Legendary Wearable computing pioneer, Steve Mann, received his PhD degree from MIT in 1997, and is currently a full professor at University of Toronto where he is also the Chief Scientist of the Rotman School of Management’s CD Lab.
He is the inventor of the MannGlassTM HDR welding glass, the EyeTap Digital Eye Glass, and has been recognized as “the father of the wearable computer”, the “father of wearable AR”, and founder of wearable computing as a new discipline.
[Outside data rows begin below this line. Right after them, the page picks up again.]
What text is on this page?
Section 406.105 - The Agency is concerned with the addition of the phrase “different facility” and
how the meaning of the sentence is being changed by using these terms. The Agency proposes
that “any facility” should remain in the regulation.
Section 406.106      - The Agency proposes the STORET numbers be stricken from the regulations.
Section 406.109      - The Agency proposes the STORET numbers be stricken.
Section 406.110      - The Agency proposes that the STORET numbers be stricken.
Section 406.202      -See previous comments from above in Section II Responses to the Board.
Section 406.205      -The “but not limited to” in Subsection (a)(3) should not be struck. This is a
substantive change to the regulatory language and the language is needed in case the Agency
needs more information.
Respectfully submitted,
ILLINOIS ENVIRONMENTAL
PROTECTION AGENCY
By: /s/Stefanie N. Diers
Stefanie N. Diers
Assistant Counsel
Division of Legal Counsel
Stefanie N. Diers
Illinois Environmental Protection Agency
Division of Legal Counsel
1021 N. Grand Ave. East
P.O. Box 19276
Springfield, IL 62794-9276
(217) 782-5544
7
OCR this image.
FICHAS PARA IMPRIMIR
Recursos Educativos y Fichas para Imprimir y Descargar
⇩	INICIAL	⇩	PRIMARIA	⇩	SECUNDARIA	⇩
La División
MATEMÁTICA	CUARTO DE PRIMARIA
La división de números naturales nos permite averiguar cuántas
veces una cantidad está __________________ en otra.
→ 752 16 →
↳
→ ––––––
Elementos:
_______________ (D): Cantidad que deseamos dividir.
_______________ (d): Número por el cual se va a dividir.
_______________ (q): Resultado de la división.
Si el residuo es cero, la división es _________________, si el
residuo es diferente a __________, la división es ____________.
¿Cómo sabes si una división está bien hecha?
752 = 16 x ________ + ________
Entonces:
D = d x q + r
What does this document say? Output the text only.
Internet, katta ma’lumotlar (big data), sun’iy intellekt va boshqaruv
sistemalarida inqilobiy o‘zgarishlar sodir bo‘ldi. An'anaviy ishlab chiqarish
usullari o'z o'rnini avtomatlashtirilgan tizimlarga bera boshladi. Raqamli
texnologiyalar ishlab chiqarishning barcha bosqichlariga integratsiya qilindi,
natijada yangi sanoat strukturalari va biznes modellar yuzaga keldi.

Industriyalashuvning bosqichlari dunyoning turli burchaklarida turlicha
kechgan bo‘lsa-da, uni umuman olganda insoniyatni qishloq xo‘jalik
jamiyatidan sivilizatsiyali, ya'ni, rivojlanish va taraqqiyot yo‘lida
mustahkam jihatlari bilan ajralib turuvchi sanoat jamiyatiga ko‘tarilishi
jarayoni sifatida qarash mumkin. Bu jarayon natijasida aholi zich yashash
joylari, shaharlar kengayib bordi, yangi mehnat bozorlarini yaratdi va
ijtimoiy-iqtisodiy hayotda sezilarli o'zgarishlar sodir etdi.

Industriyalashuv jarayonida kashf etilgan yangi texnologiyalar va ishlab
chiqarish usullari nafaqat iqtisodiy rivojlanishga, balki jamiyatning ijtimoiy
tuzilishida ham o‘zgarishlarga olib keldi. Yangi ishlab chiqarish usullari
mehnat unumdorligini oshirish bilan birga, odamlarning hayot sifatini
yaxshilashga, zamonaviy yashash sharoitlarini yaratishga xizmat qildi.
He has been described as a modern-day Leonardo da Vinci, and is also a sculptor, artist, and inventor of the hydraulophone, a public water feature that is a fun and playful musical instrument installed as public art around the world. He has been featured by news organizations including AP News, New York Times, LA-Times, Time, Newsweek, Fortune, WiReD, NBC, ABC, CNN, David Letterman (#6 on Letterman’s Top Ten), CBC-TV, CBS, Scientific American, Scientific American Frontiers, Discovery Channel, Byte, Reuters, New Scientist, Rolling Stone, and BBC. Thousands of articles about him have appeared worldwide in many languages. His award winning documentary cyborglog ShootingBack, and the ideas from his visionary book “CYBORG: Digital Destiny and Human Possibility in the Age of the Wearable Computer” (Randomhouse Doubleday, 2001) inspired a 35mm feature length motion picture film about his life, said, by P.O.V., to be Canada’s most important film of the year. Together with his students James Fung and Chris Aimone, as well as artist, scientist and intellectual Ariel Garten, Mann founded InteraXon, a Canadian company that is currently commercializing the cyborg technology developed by Mann, Fung, and Aimone. InteraXon created a large-scale public art installation open to the public as the flagship project of the Ontario Pavillion during the entire time of the Olympics from February 12-28, 2010. Mann was the inventor of, and one of the 4 people that developed the EyeBorg camera, named one of the 50 best inventions of the year by TIME. He has written more than 200 research publications, books, and patent publications, and has been the keynote speaker at more than 25 scholarly and industry symposia and conferences and has also been an invited speaker at more than 50 university Distinguished Lecture Series and colloquia. His work has been shown in numerous galleries and musems around the world, including the Smithsonian Institute, National Museum of American History, The Science Museum (Wellcome Wing, opening with Her Majesty The Queen June 2000), Museum of Modern Art (MoMA in New York), Stedelijk Museum (Amsterdam), Triennale di Milano, Austin Museum of Art, and San Francisco Art Institute. He also won first place in the Coram International Sustainable Design Award for his interactive water feature, and is the recipient of the Leonardo Award for Excellence.